Je suis à nouveau à la montagne. J’ai repris le chemin de la montagne pour la même famille. La famille me connaît et moi aussi je les connais. On n’a plus à se dire.

Alors je prends mon paquetage, je rejoins l’équipe et on repart à la montagne. Après chacun son territoire. Moi j’ai ma montagne. Je l’ai pas choisie. Ils m’ont pas dit « Prends celle que tu veux.» Ils m’ont dit « Galleron, tu pars là-bas. » J’y suis parti.

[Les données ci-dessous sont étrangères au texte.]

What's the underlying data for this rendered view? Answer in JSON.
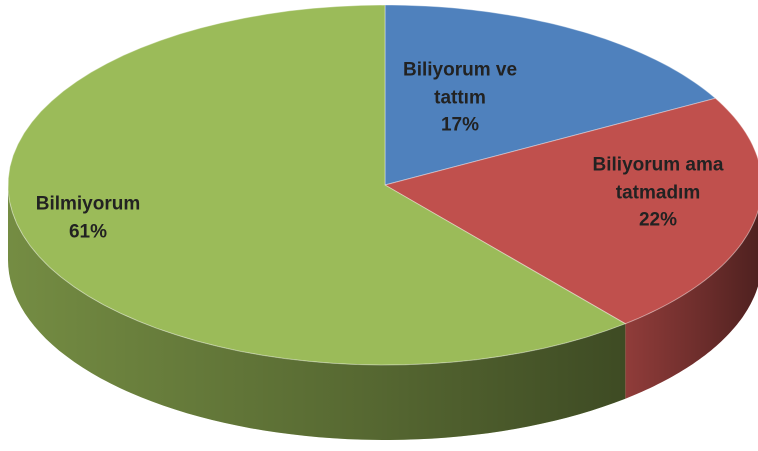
{
  "chart_data": {
    "type": "pie",
    "categories": [
      "Biliyorum ve tattım",
      "Biliyorum ama tatmadım",
      "Bilmiyorum"
    ],
    "values": [
      17,
      22,
      61
    ],
    "value_labels": [
      "17%",
      "22%",
      "61%"
    ],
    "colors": [
      "#4f81bd",
      "#c0504d",
      "#9bbb59"
    ]
  }
}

Ils m’ont pas dit ta montagne elle est sans arbre, ta montagne elle est plutôt raide, tu verras, jamais un pied au niveau de l’autre. Ils m’ont rien dit. Simplement avec mon paquetage et mon troupeau on est arrivé là et personne n’avait un pied au niveau de l’autre.

 

Pas d’arbre. Raide comme la justice. Et plein sud. Plein sud la garce. En mai on l’a belle avec le soleil doux. Mais déjà début juin on fait moins le mariole. En juin sur cette montagne, les moutons à midi ils commencent à tirer la langue. Les moutons avec leurs pieds pas en face ils commencent à en baver. Chaque année, les brebis qui la connaissent la montagne, elles le disent aux nouvelles. Elles leurs disent « buvez bien la rosée, buvez les gouttes sur les cailloux, buvez l’eau des petits ruisseaux. Buvez et tâchez de ne pas oublier. »

Parce que sur cette montagne sans arbre, cette montagne raide, cette montagne sur le côté sec, l’eau c’est comme un souvenir de bonheur. Elle tient pas en place. Elle peut pas. Elle a rien pour se raccrocher. Elle est là l’eau. Elle est exposée au soleil, elle est exposée au vent.

J’ai repris le chemin de la montagne et que j’y revienne ou pas l’année prochaine, je peux plus la regarder s’en aller. Je vais prendre les chemins des moutons, les chemins qui traversent la pente et je vais creuser. Je vais creuser un sillon, un sillon en « z » qui va traverser la montagne. D’un côté, de l’autre. Et zingue et zangue. Dans les sillons l’eau elle va couler. Elle va filer d’un côté à 100 à l’heure et à 100 de l’autre, et zingue et zangue, ça va y aller à la manœuvre. Ça va dévaler, moi je vous le dis. Ça va dévaler jusqu’en bas. Et en bas dans la plaine, en bas quand l’eau elle arrivera, qu’elle comprendra pas ce qui lui arrive de se retrouver sur le plat, quand il y aura plus de pente, qu’il y aura plus de virages, elle se reposera. Elle se reposera dans un grand lac, un grand lac large, sombre et épais.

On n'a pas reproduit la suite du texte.